Per ogni ora spesa a scrivere, sono spesso due o tre quelle dedicate alla ricerca, a intervistare qualche esperto o ai sopralluoghi in posti nei quali ambientare la nostra storia. Non basta una foto o un video, spesso, ma bisogna recarsi sul posto, assaporare l’aria, ascoltare i suoni, parlare con le persone. Come descrivere una forgia se non ci si è mai stati?

Quindi, per concludere, se volete scrivere una storia di fantasy, (1) concentratevi innanzi tutto sulla trama, ovvero non aspettatevi che gli elementi fantastici “da soli” bastino a dare spessore alla storia; (2) lavorate molto bene sull’ambientazione cercando di rifarvi il più possibile a dati storici, leggendo saggi o consultando esperti; (3) mantenete una forte coerenza in tutto ciò che scrivete, evitando di confondere il lettore con affermazioni apparentemente attraenti ma poi di fatto inconsistenti. Più sarete realistici, più darete forza alla parte fantastica del vostro romanzo.
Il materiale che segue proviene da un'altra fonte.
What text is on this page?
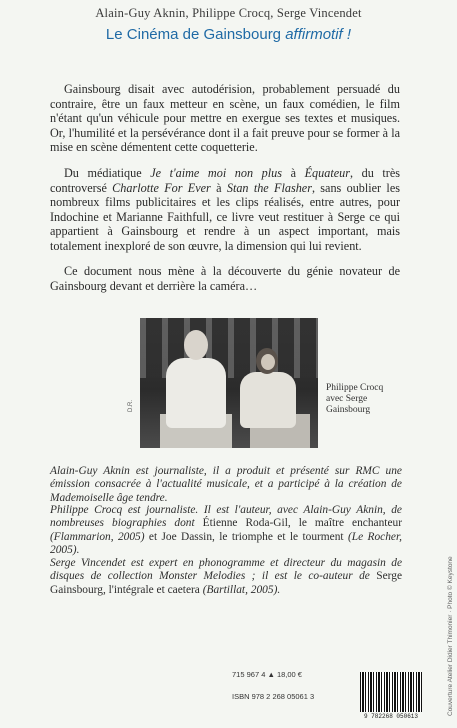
Alain-Guy Aknin, Philippe Crocq, Serge Vincendet
Le Cinéma de Gainsbourg affirmotif !

Gainsbourg disait avec autodérision, probablement persuadé du contraire, être un faux metteur en scène, un faux comédien, le film n'étant qu'un véhicule pour mettre en exergue ses textes et musiques. Or, l'humilité et la persévérance dont il a fait preuve pour se former à la mise en scène démentent cette coquetterie.

Du médiatique Je t'aime moi non plus à Équateur, du très controversé Charlotte For Ever à Stan the Flasher, sans oublier les nombreux films publicitaires et les clips réalisés, entre autres, pour Indochine et Marianne Faithfull, ce livre veut restituer à Serge ce qui appartient à Gainsbourg et rendre à un aspect important, mais totalement inexploré de son œuvre, la dimension qui lui revient.

Ce document nous mène à la découverte du génie novateur de Gainsbourg devant et derrière la caméra…

D.R.
Philippe Crocq avec Serge Gainsbourg

Alain-Guy Aknin est journaliste, il a produit et présenté sur RMC une émission consacrée à l'actualité musicale, et a participé à la création de Mademoiselle âge tendre.

Philippe Crocq est journaliste. Il est l'auteur, avec Alain-Guy Aknin, de nombreuses biographies dont Étienne Roda-Gil, le maître enchanteur (Flammarion, 2005) et Joe Dassin, le triomphe et le tourment (Le Rocher, 2005).

Serge Vincendet est expert en phonogramme et directeur du magasin de disques de collection Monster Melodies ; il est le co-auteur de Serge Gainsbourg, l'intégrale et caetera (Bartillat, 2005).

715 967 4 ▲ 18,00 €
ISBN 978 2 268 05061 3
9 782268 050613
Couverture Atelier Didier Thimonier · Photo © Keystone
E non — ripeto, non — cercate di stare negli schemi. Avete la fortuna di potervi sbizzarrire con la fantasia, cosa che lo scrittore di romanzi storici, romantici o d’avventura può fare solo fino a un certo punto. Sfruttatela, ma non esagerate mai. Mantenete sempre i piedi ben piantati a terra, anche se avete poi la testa fra le nuvole. Ricordatevi che siete sempre voi a scrivere la storia. Non lasciatevi prendere la mano perché poi potreste avere problemi a chiudere tutti i fili che avete intrecciato e a non saper dare al tutto una conclusione soddisfacente.